10-council combined Water Services body will cut bills?

Nov 2024

It’s coming down the pipe. October 30 was the deadline for district and regional councils to decide which cosy partnership would best serve their ratepayers’ water needs for the next tens of years.

If initial cost and pricing estimates hold up, a 10-combo Water Services Council Controlled Organisation (WSCCO) has won the race hands down – at least on initial price estimates for providing Local Water Done Well under the government-mandated three waters changes.

Price estimates put to a workshop in Martinborough last month for an average annual household water bill were:

  • South Wairarapa/Carterton stand-alone water entity: $7,000 a year by 2035;
  • “Wai+T” (three Wairarapa councils plus Tararua grouping): $5,000+ in South Wairarapa and Carterton, $2,000 in Masterton, $4,000 in Tararua by 2035;
  • 10-council group (Horowhenua through to Masterton): $4,300 by 2035, dropping to $2,600 longer-term.

The cost of achieving those 10-council prices: investment of about $17 billion over 25 years.

Dougal List, who presented the 10-council combined Wellington regional model at the workshop, said the cost estimates shared with councillors were indicative only.

He asked the room: “What do the public want?
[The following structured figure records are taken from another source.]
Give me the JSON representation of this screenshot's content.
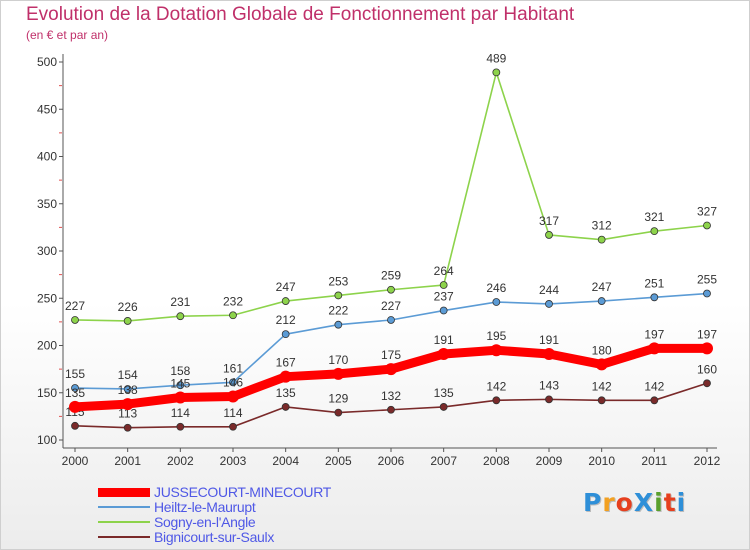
{
  "title": "Evolution de la Dotation Globale de Fonctionnement par Habitant",
  "subtitle": "(en € et par an)",
  "logo": {
    "text": "ProXiti",
    "letter_colors": [
      "#2e8fd8",
      "#f2a021",
      "#e63f1e",
      "#2e8fd8",
      "#5aa02c",
      "#e63f1e",
      "#2e8fd8"
    ]
  },
  "chart_data": {
    "type": "line",
    "x": [
      "2000",
      "2001",
      "2002",
      "2003",
      "2004",
      "2005",
      "2006",
      "2007",
      "2008",
      "2009",
      "2010",
      "2011",
      "2012"
    ],
    "ylim": [
      100,
      500
    ],
    "yticks": [
      100,
      150,
      200,
      250,
      300,
      350,
      400,
      450,
      500
    ],
    "grid": false,
    "legend_position": "bottom-left",
    "series": [
      {
        "name": "JUSSECOURT-MINECOURT",
        "color": "#ff0000",
        "values": [
          135,
          138,
          145,
          146,
          167,
          170,
          175,
          191,
          195,
          191,
          180,
          197,
          197
        ],
        "labels": [
          "135",
          "138",
          "145",
          "146",
          "167",
          "170",
          "175",
          "191",
          "195",
          "191",
          "180",
          "197",
          "197"
        ]
      },
      {
        "name": "Heiltz-le-Maurupt",
        "color": "#5b9bd5",
        "values": [
          155,
          154,
          158,
          161,
          212,
          222,
          227,
          237,
          246,
          244,
          247,
          251,
          255
        ],
        "labels": [
          "155",
          "154",
          "158",
          "161",
          "212",
          "222",
          "227",
          "237",
          "246",
          "244",
          "247",
          "251",
          "255"
        ]
      },
      {
        "name": "Sogny-en-l'Angle",
        "color": "#8dd34b",
        "values": [
          227,
          226,
          231,
          232,
          247,
          253,
          259,
          264,
          489,
          317,
          312,
          321,
          327
        ],
        "labels": [
          "227",
          "226",
          "231",
          "232",
          "247",
          "253",
          "259",
          "264",
          "489",
          "317",
          "312",
          "321",
          "327"
        ]
      },
      {
        "name": "Bignicourt-sur-Saulx",
        "color": "#7a2a2a",
        "values": [
          115,
          113,
          114,
          114,
          135,
          129,
          132,
          135,
          142,
          143,
          142,
          142,
          160
        ],
        "labels": [
          "115",
          "113",
          "114",
          "114",
          "135",
          "129",
          "132",
          "135",
          "142",
          "143",
          "142",
          "142",
          "160"
        ]
      }
    ]
  }
}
Affordable water, water in public ownership, and accessible water.”

The good news from List was that Kapiti and Greater Wellington are the two members of the proposed entity which don’t have outdated water pipelines and significant wastewater problems.

Bills for water would come not from the local council, but separately and directly from the proposed WSCCO. “It (the water charge) won’t be in the rates bill,” he said.

South Wairarapa councillor Alistair Plimmer said councils are already charging ratepayers “the upper limit of what is affordable.”

“If you’re talking about (bills) going up more, at what stage does it become absolutely ludicrous because people can’t even afford it. If you are going to force people who can’t afford to pay for this (extra) $3,000 to $6,000 a year – people will lose their homes over this,” he told the meeting.

“I think we need to stop using the term ‘affordability’ because people are watching this presentation and saying, ‘affordable? My arse it’s affordable. It’s not’,” he added.

Iwi and hapu representatives said when the 10-grouping modellers would accept only one Wairarapa Iwi representative – despite there being two Wairarapa Iwi – they realised they could lose their voice at the table.

List responded, noting an entity spanning a number of rohe and Iwi will “need a range of relationships at a range of levels.”

One Iwi member said the entity “will need to build on, and honour, current relationships.”

System resilience to major weather events would likely be improved because the new structure will provide the capacity to deal with the event through its planned debt level increase, a Department of Internal Affairs representative told a questioner. This will provide “a real resilience option.”

Following the October 30 decisions, councils will consult communities to determine a water services delivery plan, which must be presented to government next year. Further legislation (known as “Part 3”) will be passed before the changeover to the new entities begins.